French President Jacques Chirac, who proposed the air ticket tax, is convening a ministerial conference in Paris on 28 February to encourage more countries to implement the proposed tax.
France has announced it will begin levying the tax on 1 July 2006 and is pushing for other countries to follow suit. When the plan is introduced, flight tickets originating in France will be subject to a tax of between 1 to 40 euros per passenger depending on the flight class and destination.
The ICC statement, drafted by its Corporate Economists’ Advisory Group, also said such a tax, exclusively targeted at the aviation industry and airline travellers, would be arbitrary, detrimental to that particular industry, and would cause serious economic distortions. It would impose new competitive challenges on a sector already suffering from heavy losses as a result of cyclical and external difficulties, despite recovering growth rates.
ICC said: “The rationale for taxing airline tickets is likely based on the premise that air transport is a good enjoyed by the well-off.
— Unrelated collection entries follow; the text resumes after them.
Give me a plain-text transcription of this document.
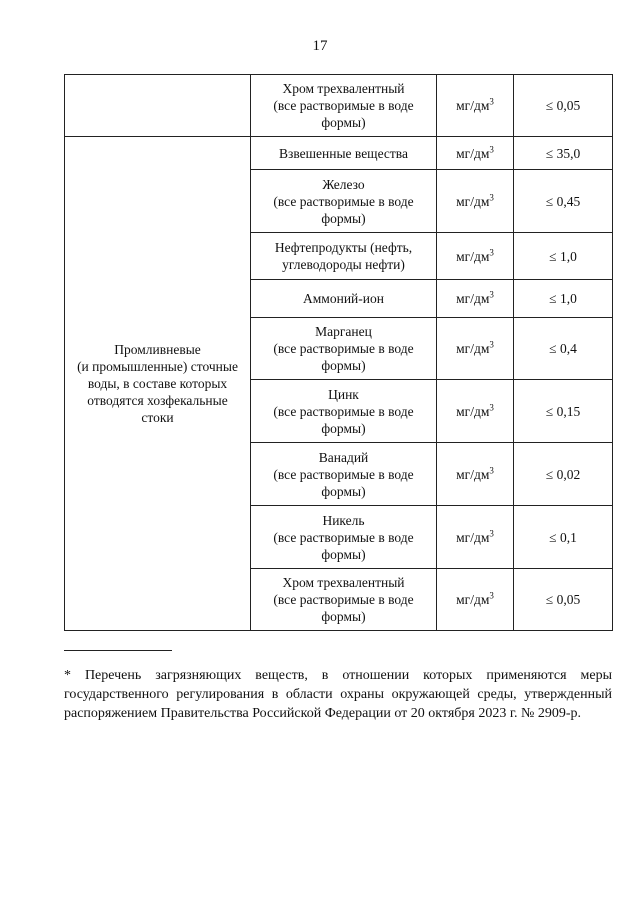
17
	Хром трехвалентный
(все растворимые в воде
формы)	$мг/дм^3$	≤ 0,05
Промливневые
(и промышленные) сточные
воды, в составе которых
отводятся хозфекальные
стоки	Взвешенные вещества	$мг/дм^3$	≤ 35,0
	Железо
(все растворимые в воде
формы)	$мг/дм^3$	≤ 0,45
	Нефтепродукты (нефть,
углеводороды нефти)	$мг/дм^3$	≤ 1,0
	Аммоний-ион	$мг/дм^3$	≤ 1,0
	Марганец
(все растворимые в воде
формы)	$мг/дм^3$	≤ 0,4
	Цинк
(все растворимые в воде
формы)	$мг/дм^3$	≤ 0,15
	Ванадий
(все растворимые в воде
формы)	$мг/дм^3$	≤ 0,02
	Никель
(все растворимые в воде
формы)	$мг/дм^3$	≤ 0,1
	Хром трехвалентный
(все растворимые в воде
формы)	$мг/дм^3$	≤ 0,05
* Перечень загрязняющих веществ, в отношении которых применяются меры государственного регулирования в области охраны окружающей среды, утвержденный распоряжением Правительства Российской Федерации от 20 октября 2023 г. № 2909-р.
However, in practice such a tax would be particularly painful for low-income households who represent a growing segment of air transport users and are already very sensitive to ticket prices.”
ICC national committees throughout the world are delivering the ICC statement to their governments, urging them to reject the tax and to work toward poverty reduction efforts based on the proven strategies of democratic accountability, open markets, transparency, rule of law and sound economic policies.
ICC and its member companies have taken a variety of initiatives to help achieve the Millennium Development Goals, a set of objectives that range from halving extreme poverty to halting the spread of HIV/AIDs and providing universal primary education.